In the past, I developed the habit to take the night watches from the cockpit. Being close to the instruments, in the blink of an eye I could check them out even without moving. It was handy to lie on the cockpit bench and wait for the alarm clock to come after 20-30min depending on the traffic situation, lift up the head for the 360° visual check for other boats position lights, glance at the plotter and turn back into dosing mode after setting the alarm for another cycle. As we all know, it is easy to change your own habits and that`s what I did now for this passage.
I am lying down on the saloon berth, having three devices next to me. The first device is my alarm clock. I bought the loudest one I could get on the market with timer and counter function. It is a brand from the US and some consumer opinions convinced me to get this device, which I am happy with. Second is the Jabra Bluetooth loudspeaker, which is linked to the Raymarine plotter enhancing the plotter alarms, which by default settings from Raymarine are really low in volume. I am not sure why. The third and final device is the iPad, which got the Ray Control App installed. This App mirrors the Raymarine Chart Plotter and all its parameter in a one-to-one set-up onto the iPad screen. I am able to change views and settings or simply check AIS, Radar, position, wind, course, etc. without getting out of my cosy berth. The Ray Control App does not play the alarms from the plotter itself, unfortunately!

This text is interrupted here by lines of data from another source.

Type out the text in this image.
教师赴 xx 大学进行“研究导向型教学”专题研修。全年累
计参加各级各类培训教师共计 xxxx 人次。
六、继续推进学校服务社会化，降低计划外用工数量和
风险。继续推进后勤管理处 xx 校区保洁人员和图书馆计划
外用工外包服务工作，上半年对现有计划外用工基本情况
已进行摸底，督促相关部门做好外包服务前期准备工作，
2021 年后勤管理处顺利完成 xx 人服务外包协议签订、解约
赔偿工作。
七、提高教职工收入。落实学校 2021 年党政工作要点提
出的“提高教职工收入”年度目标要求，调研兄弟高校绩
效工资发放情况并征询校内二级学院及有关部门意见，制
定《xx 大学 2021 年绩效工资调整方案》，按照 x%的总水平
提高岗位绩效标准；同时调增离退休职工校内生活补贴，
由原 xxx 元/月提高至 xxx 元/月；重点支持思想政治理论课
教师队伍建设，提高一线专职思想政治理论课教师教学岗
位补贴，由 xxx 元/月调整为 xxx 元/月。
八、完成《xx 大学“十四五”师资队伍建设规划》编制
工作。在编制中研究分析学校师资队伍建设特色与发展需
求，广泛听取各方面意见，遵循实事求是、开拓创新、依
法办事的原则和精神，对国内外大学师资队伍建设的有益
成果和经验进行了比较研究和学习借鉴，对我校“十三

What do I gain? The resting periods provide more relaxation as I am out of the wind, in a more comfortable berth with less distraction around me. What do I loose? The visual check for other boat`s position lights around me. To compensate for that, I get every alternate cycle out of the bunk, up into the cockpit to stick my eyes into the black night and sparkling stars to check for any white, red or green position lights around me.
Overall I get better rest with a little compromise on the risk profile, which I have accepted for the lady and myself.
Obviously this concept cannot be applied in the English Channel, for example.
I will take a few more cycles now before the sun sticks out.